No entanto, apesar de ser primário e
nunca ter sido sequer processado, o homem permaneceu seis meses e doze
dias preso antes da sentença. As sentenças judiciais também se
apresentam desproporcionais: nesse mesmo caso, o homem foi condenado à
pena de cinco anos e quatro meses de reclusão em regime inicial fechado.
De
acordo com o assessor jurídico da Pastoral Carcerária Nacional, José de
Jesus Filho, em muitos casos, os presos provisórios são usuários de
drogas que ficam até um ano encarcerados.
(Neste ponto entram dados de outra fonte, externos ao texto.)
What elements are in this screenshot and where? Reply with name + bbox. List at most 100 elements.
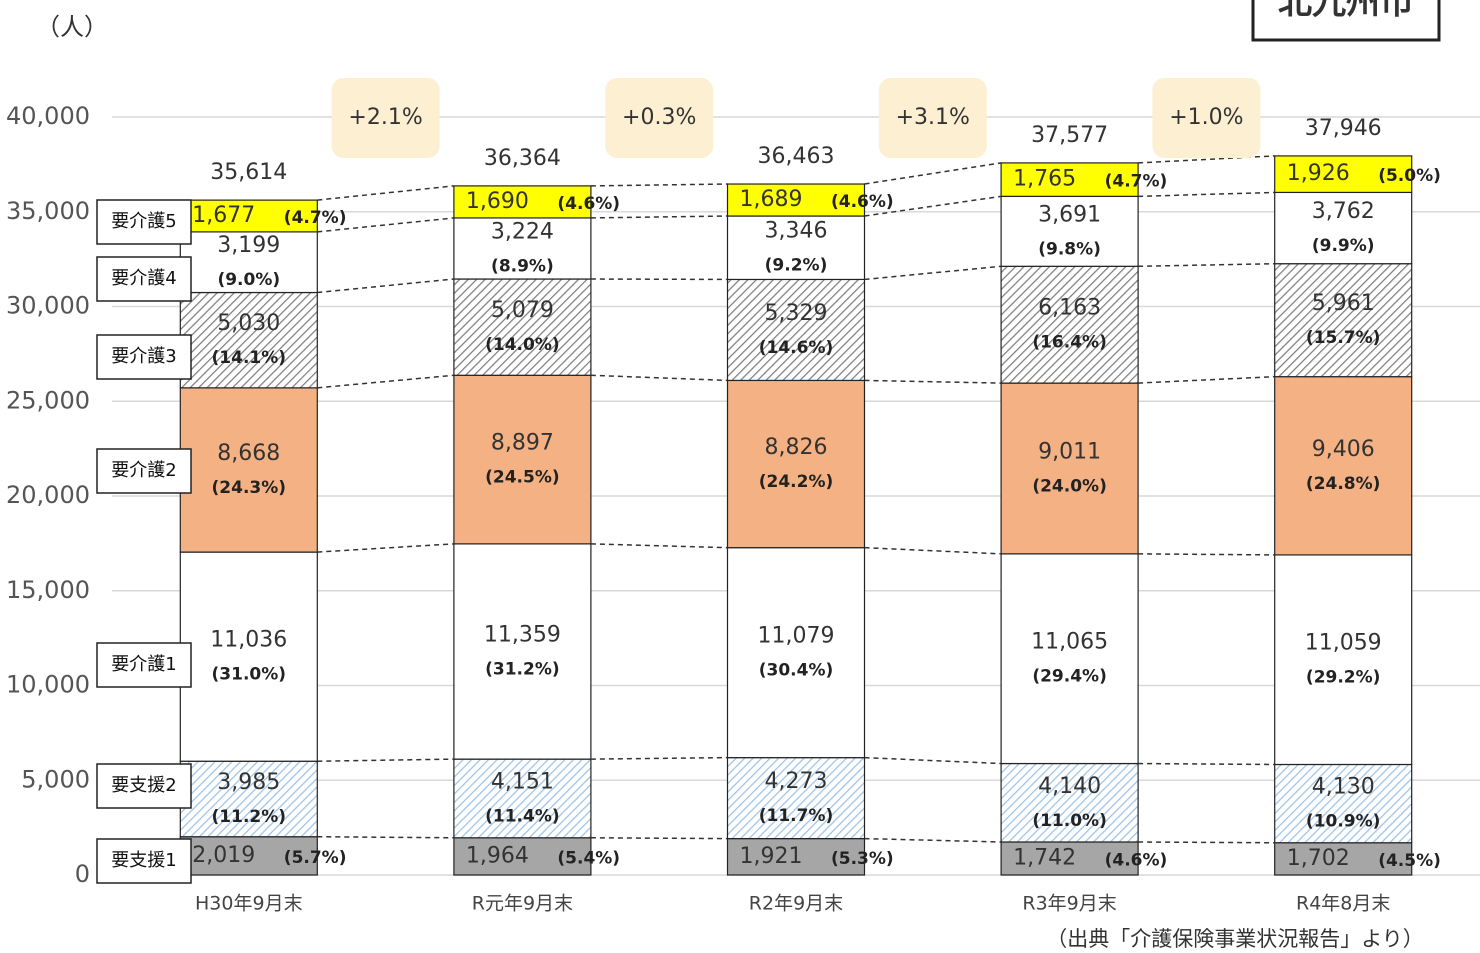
bar-segment: [726, 183, 866, 217]
bar-segment: [1274, 763, 1413, 844]
share-label: (10.9%): [1306, 812, 1381, 832]
x-tick-label: R3年9月末: [1022, 893, 1116, 915]
y-tick-label: 15,000: [6, 576, 90, 604]
legend-box: [96, 334, 192, 380]
y-tick-label: 5,000: [21, 765, 90, 793]
value-label: 4,151: [491, 769, 554, 794]
bar-segment: [1000, 841, 1139, 876]
share-label: (11.7%): [759, 806, 834, 826]
value-label: 5,961: [1312, 291, 1375, 316]
x-tick-label: H30年9月末: [195, 893, 303, 915]
connector: [1138, 841, 1275, 844]
value-label: 5,030: [217, 311, 280, 336]
growth-label: +2.1%: [348, 105, 422, 130]
connector: [864, 546, 1002, 555]
y-tick-label: 30,000: [6, 292, 90, 320]
bar-segment: [1274, 155, 1413, 194]
growth-box: [605, 78, 714, 158]
share-label: (11.4%): [485, 806, 560, 826]
value-label: 5,079: [491, 298, 554, 323]
region-label: 北九州市: [1278, 0, 1414, 23]
growth-box: [331, 78, 440, 158]
y-tick-label: 10,000: [6, 671, 90, 699]
total-label: 36,364: [484, 146, 561, 171]
bar-segment: [1274, 376, 1413, 556]
y-tick-label: 35,000: [6, 197, 90, 225]
share-label: (5.3%): [831, 849, 894, 869]
bar-segment: [179, 836, 318, 876]
value-label: 8,897: [491, 431, 554, 456]
value-label: 3,985: [217, 770, 280, 795]
share-label: (14.6%): [759, 338, 834, 358]
connector: [590, 215, 728, 219]
legend-box: [96, 763, 192, 809]
connector: [864, 162, 1002, 185]
bar-segment: [179, 291, 318, 389]
growth-label: +0.3%: [622, 105, 696, 130]
legend-box: [96, 448, 192, 494]
bar-segment: [1000, 382, 1139, 555]
bar-segment: [179, 760, 318, 838]
share-label: (14.0%): [485, 335, 560, 355]
legend-box: [96, 199, 192, 245]
bar-segment: [1000, 265, 1139, 384]
share-label: (29.2%): [1306, 668, 1381, 688]
connector: [1138, 191, 1275, 198]
legend-label: 要介護2: [111, 460, 176, 481]
total-label: 36,463: [758, 144, 835, 169]
share-label: (14.1%): [212, 348, 287, 368]
bar-segment: [179, 387, 318, 553]
bar-segment: [453, 543, 592, 760]
share-label: (15.7%): [1306, 328, 1381, 348]
share-label: (9.8%): [1038, 239, 1101, 259]
share-label: (24.0%): [1032, 476, 1107, 496]
connector: [317, 278, 454, 294]
y-tick-label: 25,000: [6, 386, 90, 414]
share-label: (4.7%): [1105, 172, 1168, 192]
value-label: 1,921: [740, 844, 803, 869]
bar-segment: [453, 837, 592, 876]
bar-segment: [1000, 195, 1139, 267]
connector: [864, 379, 1002, 384]
value-label: 4,273: [765, 769, 828, 794]
value-label: 11,079: [758, 624, 835, 649]
bar-segment: [179, 199, 318, 233]
connector: [864, 756, 1002, 765]
share-label: (4.6%): [1105, 850, 1168, 870]
total-label: 37,577: [1031, 123, 1108, 148]
connector: [317, 835, 454, 839]
value-label: 2,019: [192, 843, 255, 868]
connector: [590, 756, 728, 760]
value-label: 8,826: [765, 435, 828, 460]
bar-segment: [1274, 263, 1413, 378]
share-label: (9.9%): [1312, 236, 1375, 256]
bar-segment: [179, 231, 318, 294]
value-label: 11,359: [484, 622, 561, 647]
value-label: 8,668: [217, 441, 280, 466]
y-tick-label: 20,000: [6, 481, 90, 509]
share-label: (30.4%): [759, 661, 834, 681]
connector: [590, 374, 728, 382]
bar-segment: [1274, 554, 1413, 766]
connector: [864, 837, 1002, 843]
connector: [317, 185, 454, 201]
share-label: (24.2%): [759, 472, 834, 492]
value-label: 6,163: [1038, 296, 1101, 321]
share-label: (11.0%): [1032, 811, 1107, 831]
connector: [1138, 375, 1275, 384]
connector: [1138, 762, 1275, 766]
share-label: (4.6%): [557, 194, 620, 214]
growth-label: +3.1%: [896, 105, 970, 130]
connector: [317, 374, 454, 389]
x-tick-label: R元年9月末: [472, 893, 573, 915]
value-label: 1,689: [740, 187, 803, 212]
value-label: 11,065: [1031, 630, 1108, 655]
share-label: (5.7%): [284, 848, 347, 868]
value-label: 1,677: [192, 203, 255, 228]
legend-box: [96, 642, 192, 688]
bar-segment: [453, 758, 592, 839]
growth-box: [878, 78, 987, 158]
connector: [317, 543, 454, 553]
connector: [864, 265, 1002, 281]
Além disso, é bastante elevado
o número de pessoas que afirmaram morar na rua.
No ano passado,
entrou em vigor a Nova Lei das Prisões, que beneficia presos não
reincidentes que cometeram crimes leves, puníveis com menos de quatro
anos de reclusão, e que não ofereçam risco à sociedade. Em tais casos, a
prisão pode ser substituída por medidas como pagamento de fiança e
monitoramento eletrônico.
Segundo o relatório, no entanto, há
diversos casos nos quais o réu estava sendo acusado de delito para o
qual poderia receber uma medida alternativa à prisão. Porém, mesmo
assim, o acusado era mantido preso cautelarmente até a sentença. Somente
então o réu é colocado em liberdade, até mesmo quando condenado, porque
o período sob prisão provisória geralmente foi maior que o tempo de
condenação.
O Instituto Terra, Trabalho e Cidadania é uma
organização não governamental, com sede em São Paulo, constituída por
profissionais que atuam em defesa dos direitos dos cidadãos. Atualmente,
desenvolve projetos em parceria com a Secretaria de Administração
Penitenciária do Estado de São Paulo e a Defensoria Pública da União,
entre outras instituições. A Pastoral Carcerária é uma organização
ligada à Conferência Nacional dos Bispos do Brasil (CNBB), promovendo
direitos da população custodiada nos sistemas prisionais do país.